Cool deal heck yea there are a ton of scales in a steel mill. LOL!! get it??!!
I was a helper and then later a mechanic. I worked inside AK Steel in Middletown Ohio on scales. We also worked on and I helped install new heavy truck/rail scales both the conventional lever system and full electronics load cell truck scales which were very suspect able to lighting strikes at the time. This was from 1978 to 86.
Our company specialized in trouble shooting old style walk in hoffman boxes in batching plants that controlled bagging scales that would bag all kinds of stuff by weight. Conveyor belts and discharge gates and more was part of the scale system. My boss built most of them when he worked at Howe Richerson scale company. He was a expert about them and traveled all over to trouble shoot them.
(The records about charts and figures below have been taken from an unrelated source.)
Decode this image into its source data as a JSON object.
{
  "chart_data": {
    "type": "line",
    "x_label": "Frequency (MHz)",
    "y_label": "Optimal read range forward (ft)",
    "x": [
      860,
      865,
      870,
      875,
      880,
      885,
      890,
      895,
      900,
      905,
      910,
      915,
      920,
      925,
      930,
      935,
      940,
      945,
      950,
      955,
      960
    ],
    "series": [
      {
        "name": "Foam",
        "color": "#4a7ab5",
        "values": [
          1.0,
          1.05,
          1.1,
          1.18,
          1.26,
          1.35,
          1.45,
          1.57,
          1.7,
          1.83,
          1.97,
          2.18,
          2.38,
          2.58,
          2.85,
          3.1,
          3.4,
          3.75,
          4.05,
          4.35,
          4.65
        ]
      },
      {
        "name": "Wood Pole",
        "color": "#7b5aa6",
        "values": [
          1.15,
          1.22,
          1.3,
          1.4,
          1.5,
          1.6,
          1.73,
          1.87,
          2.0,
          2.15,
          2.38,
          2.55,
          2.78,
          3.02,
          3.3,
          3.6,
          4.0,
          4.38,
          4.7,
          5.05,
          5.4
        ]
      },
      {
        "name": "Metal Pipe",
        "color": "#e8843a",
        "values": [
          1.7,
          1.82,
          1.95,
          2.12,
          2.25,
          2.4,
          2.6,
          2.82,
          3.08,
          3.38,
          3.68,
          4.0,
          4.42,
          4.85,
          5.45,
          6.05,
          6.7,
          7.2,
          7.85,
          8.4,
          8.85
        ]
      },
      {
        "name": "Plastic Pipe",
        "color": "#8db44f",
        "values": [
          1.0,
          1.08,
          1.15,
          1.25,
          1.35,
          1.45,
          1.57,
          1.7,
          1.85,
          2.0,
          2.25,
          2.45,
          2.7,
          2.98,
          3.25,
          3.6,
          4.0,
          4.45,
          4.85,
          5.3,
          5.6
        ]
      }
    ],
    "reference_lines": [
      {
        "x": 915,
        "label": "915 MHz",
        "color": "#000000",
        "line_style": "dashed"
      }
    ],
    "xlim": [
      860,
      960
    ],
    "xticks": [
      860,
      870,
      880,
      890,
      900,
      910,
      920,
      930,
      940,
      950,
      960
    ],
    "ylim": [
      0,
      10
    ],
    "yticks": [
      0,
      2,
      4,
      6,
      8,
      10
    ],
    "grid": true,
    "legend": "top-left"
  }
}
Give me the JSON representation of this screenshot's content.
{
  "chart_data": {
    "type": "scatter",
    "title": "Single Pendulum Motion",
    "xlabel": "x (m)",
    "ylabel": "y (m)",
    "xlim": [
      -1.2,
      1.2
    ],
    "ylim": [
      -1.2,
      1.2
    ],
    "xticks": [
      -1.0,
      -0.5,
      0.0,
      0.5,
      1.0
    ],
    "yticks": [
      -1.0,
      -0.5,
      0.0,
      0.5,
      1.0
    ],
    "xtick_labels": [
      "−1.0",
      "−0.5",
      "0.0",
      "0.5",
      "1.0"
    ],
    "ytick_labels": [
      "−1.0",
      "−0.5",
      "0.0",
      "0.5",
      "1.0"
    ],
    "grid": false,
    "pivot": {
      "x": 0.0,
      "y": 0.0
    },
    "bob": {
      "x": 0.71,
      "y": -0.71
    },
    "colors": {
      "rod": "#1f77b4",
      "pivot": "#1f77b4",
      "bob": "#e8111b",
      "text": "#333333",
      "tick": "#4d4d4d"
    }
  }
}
The whole plant would go down and they would fly him out sometimes the same day.
They were used in everything from seed corn to salt to fertilizer to dog food and more. Monsanto had 2 bag lines and a 1000 pound box line we used to work at 2-3 days a week sometimes. They made plastic pellets that they made telephones and more out of.
We were busy back in those days converting truck scales and more to electronic read out with a single load cell attached to the balance beam with it locked down and the load cell senses the load and got displayed digital. Lightning storms always created service work as the electronic scales/read outs were easily damaged by stray currents in those days.
Full electronic load cell truck scale was even worse. So then they came out with a low profile hydraulic load cell full size 60' long truck scale that was closer to lighting proof. But nothing was for sure if you wanted a digital read out.